Еще один образ для его картотек — это страницы фотоальбома, на каждой — светлое пятно от пропавшей фотографии на сером пыльном фоне и подпись к ней. «Тригорское, Прасковья Александровна, 42 года». «Анета Николаевна, 25. с. Малинники». «Е. М. Хитрово, утром за кофе, 47». Перезрелые, отцветшие девушки или усталые вдовы. Родить никого они уже не в состоянии, но любить с оттенком стыда и отвращения их еще можно252.

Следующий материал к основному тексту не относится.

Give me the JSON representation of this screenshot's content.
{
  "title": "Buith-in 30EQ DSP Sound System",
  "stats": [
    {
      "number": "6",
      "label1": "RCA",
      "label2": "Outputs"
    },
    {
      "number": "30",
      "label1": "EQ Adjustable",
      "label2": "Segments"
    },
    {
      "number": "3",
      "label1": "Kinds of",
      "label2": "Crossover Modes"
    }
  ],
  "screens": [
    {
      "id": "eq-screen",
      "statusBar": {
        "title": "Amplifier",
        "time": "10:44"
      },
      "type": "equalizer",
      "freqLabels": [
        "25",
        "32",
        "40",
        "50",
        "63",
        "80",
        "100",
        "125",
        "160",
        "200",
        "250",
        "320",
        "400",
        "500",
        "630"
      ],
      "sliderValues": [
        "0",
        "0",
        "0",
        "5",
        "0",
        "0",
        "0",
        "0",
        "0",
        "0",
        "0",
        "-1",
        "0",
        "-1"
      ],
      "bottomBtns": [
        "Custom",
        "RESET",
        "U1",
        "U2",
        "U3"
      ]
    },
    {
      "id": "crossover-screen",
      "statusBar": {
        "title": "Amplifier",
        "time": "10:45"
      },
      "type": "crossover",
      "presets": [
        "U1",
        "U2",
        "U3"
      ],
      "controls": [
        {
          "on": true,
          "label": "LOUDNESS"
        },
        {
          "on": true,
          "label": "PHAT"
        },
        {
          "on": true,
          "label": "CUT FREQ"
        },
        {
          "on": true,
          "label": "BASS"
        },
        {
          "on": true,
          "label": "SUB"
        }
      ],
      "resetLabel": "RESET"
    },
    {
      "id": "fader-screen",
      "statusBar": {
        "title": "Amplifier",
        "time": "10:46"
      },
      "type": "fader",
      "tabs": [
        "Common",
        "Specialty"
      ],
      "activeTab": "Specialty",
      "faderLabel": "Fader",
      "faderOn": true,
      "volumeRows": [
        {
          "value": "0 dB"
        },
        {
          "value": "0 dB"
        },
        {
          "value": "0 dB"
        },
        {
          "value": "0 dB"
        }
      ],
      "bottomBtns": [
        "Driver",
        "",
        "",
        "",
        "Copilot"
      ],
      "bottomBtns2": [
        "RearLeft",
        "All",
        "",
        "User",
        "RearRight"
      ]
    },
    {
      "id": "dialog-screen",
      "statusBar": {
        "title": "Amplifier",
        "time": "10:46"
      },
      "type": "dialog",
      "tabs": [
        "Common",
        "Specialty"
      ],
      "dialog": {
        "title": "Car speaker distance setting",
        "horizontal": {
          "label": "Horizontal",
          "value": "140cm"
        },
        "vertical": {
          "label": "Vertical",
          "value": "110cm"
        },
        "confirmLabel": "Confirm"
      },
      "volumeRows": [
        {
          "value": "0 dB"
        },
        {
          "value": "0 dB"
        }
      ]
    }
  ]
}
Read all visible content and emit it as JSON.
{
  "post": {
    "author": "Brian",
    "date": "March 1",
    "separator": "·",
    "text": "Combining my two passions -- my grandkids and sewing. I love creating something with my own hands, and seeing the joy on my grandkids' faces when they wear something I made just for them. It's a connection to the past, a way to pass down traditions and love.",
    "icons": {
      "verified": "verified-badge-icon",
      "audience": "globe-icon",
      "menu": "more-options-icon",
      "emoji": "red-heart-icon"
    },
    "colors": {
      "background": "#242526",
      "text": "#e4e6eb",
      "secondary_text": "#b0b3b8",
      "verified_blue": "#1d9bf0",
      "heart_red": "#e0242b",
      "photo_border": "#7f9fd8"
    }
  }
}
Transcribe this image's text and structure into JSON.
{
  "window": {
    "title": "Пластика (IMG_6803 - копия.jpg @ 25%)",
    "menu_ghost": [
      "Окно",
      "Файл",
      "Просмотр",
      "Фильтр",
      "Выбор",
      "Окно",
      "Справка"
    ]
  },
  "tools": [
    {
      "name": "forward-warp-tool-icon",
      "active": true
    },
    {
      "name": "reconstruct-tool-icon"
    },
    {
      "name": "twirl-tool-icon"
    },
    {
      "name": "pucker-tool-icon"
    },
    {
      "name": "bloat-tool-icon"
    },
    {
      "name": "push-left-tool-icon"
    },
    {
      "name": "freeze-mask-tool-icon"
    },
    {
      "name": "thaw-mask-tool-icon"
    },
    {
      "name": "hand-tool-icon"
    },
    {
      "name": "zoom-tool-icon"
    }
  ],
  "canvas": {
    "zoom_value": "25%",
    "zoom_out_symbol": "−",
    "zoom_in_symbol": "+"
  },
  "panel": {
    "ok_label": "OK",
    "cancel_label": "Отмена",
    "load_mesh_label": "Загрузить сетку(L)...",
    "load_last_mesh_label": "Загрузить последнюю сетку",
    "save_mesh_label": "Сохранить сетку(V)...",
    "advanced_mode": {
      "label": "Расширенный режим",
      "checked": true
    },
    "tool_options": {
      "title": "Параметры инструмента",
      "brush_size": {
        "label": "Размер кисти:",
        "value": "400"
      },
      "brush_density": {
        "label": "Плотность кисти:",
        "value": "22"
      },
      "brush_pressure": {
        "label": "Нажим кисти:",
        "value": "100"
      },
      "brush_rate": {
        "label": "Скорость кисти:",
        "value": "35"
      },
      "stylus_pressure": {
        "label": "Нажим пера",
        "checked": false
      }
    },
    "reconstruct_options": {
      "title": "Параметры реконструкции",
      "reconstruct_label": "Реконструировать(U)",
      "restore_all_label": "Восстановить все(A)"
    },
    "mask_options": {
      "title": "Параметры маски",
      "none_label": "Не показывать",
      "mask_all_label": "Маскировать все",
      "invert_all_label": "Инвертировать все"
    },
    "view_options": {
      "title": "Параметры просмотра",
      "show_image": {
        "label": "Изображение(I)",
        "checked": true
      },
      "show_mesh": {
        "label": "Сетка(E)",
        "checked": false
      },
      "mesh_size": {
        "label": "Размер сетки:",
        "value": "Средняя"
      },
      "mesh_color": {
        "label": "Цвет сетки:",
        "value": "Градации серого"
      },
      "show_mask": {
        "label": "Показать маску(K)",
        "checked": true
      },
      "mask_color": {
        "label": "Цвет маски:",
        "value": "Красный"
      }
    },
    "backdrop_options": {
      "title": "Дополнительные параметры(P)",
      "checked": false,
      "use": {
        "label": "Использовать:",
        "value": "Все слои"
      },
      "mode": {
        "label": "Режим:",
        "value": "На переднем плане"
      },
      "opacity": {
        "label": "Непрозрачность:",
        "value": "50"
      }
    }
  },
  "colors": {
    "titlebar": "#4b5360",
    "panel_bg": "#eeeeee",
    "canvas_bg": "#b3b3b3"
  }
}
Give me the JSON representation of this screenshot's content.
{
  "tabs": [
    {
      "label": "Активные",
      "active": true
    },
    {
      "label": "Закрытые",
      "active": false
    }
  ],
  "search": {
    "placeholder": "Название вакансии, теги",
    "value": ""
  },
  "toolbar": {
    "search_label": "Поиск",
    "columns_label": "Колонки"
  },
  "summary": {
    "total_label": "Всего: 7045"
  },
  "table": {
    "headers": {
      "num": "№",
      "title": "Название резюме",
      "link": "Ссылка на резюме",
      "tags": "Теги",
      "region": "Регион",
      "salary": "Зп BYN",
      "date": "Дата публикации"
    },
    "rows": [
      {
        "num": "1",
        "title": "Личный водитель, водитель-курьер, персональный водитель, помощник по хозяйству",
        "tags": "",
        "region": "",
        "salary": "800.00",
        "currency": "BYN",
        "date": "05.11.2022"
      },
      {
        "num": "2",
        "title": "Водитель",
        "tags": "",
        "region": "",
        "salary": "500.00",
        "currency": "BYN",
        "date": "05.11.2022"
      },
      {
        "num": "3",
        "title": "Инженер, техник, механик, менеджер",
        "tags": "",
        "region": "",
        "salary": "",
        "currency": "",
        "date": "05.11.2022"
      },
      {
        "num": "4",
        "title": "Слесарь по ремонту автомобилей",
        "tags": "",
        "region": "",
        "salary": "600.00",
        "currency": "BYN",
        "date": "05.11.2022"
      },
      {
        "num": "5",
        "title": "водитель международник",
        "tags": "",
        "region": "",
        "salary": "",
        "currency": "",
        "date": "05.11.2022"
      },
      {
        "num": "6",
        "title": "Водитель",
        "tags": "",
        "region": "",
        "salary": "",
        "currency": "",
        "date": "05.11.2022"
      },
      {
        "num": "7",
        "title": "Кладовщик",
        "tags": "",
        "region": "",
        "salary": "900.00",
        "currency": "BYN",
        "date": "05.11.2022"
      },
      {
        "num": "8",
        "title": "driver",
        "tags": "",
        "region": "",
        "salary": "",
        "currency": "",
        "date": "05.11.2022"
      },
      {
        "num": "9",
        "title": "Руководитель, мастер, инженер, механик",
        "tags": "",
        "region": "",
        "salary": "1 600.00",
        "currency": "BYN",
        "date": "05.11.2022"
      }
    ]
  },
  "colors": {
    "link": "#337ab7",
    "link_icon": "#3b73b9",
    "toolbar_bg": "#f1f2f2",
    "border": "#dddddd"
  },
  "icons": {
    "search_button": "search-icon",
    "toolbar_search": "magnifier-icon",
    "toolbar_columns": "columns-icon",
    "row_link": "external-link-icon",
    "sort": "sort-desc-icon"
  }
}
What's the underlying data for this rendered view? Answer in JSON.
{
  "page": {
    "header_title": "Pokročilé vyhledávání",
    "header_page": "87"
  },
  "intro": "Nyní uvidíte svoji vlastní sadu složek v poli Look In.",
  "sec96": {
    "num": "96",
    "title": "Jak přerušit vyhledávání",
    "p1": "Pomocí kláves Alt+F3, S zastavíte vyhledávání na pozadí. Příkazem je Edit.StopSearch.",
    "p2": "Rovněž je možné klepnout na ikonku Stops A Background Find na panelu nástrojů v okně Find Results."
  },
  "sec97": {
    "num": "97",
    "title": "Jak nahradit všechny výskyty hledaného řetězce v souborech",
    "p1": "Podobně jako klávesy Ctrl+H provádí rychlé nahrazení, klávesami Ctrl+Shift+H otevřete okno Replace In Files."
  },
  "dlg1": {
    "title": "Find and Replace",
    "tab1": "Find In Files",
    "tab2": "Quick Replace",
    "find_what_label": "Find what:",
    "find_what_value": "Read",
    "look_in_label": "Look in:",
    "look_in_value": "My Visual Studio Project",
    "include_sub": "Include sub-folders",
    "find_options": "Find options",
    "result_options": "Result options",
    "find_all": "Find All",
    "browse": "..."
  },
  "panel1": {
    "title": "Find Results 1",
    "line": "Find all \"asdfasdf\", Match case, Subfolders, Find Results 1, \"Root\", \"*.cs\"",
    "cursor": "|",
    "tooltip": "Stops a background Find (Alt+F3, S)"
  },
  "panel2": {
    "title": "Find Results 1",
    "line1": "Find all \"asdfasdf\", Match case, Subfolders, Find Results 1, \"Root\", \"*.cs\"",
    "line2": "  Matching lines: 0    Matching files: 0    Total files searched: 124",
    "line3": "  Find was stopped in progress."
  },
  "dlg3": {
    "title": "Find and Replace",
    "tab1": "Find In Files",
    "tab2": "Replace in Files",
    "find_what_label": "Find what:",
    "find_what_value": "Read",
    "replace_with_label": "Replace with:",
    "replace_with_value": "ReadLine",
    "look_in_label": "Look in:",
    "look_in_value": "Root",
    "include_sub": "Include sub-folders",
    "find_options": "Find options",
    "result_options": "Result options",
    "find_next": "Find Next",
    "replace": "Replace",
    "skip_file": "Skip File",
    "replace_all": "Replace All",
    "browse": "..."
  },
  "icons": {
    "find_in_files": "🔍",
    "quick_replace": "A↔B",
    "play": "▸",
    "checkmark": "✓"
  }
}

Если сравнивать дискурс Рубинштейна с дискурсами Пригова или Сорокина, то различие можно суммировать предположением, что в доперестроечный период Пригов и Сорокин сознательно были ориентированы на работу с «сакральными» вещами, а Рубинштейн — с «любимыми». Немного другой регистр, другая клавиатура, колористическая гамма, другой материал. Идеологический, пожароопасный, ярко вспыхивающий и быстро горящий — у Пригова и Сорокина и способный долго тлеть или гореть, не сгорая, — у Рубинштейна. Ценность приговского и сорокинского концептов в присвоении власти манипуляторов, власти, резервируемой для себя господствующими институциями, которые у каждого времени свои, а также в использовании и утилизации энергии распада сакральных ценностей советской эпохи; ценность концепта Рубинштейна в присвоении власти архиватора, куда меньше зависящей от времени и потому более устойчивой. Кризис «русского постмодернизма» оказался синхронен концу советской эпохи253, когда «старые сакральные вещи» потеряли свою неприкосновенность и, следовательно, энергию, а новые сакральные вещи, символы, понятия и идеи пока не сложились. В то время как объекты утилизации Рубинштейна — то пошлое, что вызывает не отвращение, а улыбку и энергию сочувствия254, — не то чтобы потеряли актуальность, но изменили свое положение в социальном пространстве, ввиду чего архив постепенно превратился в хоспис, Пригову и Сорокину пришлось искать другие объекты для манипуляции255; для Рубинштейна — архивариуса образчиков лирических стилей русской литературы и устных высказываний, обрывков бытовой речи, также отражающей влияние письменной речи, для которой советская литература есть лишь часть русской, — пространство для маневра оказалось более узким, но куда менее быстро иссякающим. Ценность архива — в полноте и репрезентативности, среди потенциальных возможностей осталась практика дополнения архива, его комментирование и репрезентация. И, конечно, хранение архива, что, однако, в ситуации падения социального статуса литературы оказалось лишенным прежних возможностей работы с властными дискурсами; характерно, что Рубинштейну, первому из концептуалистов, пришлось дополнить реестр исполняемых ролей функциями критика, журналиста и колумниста256.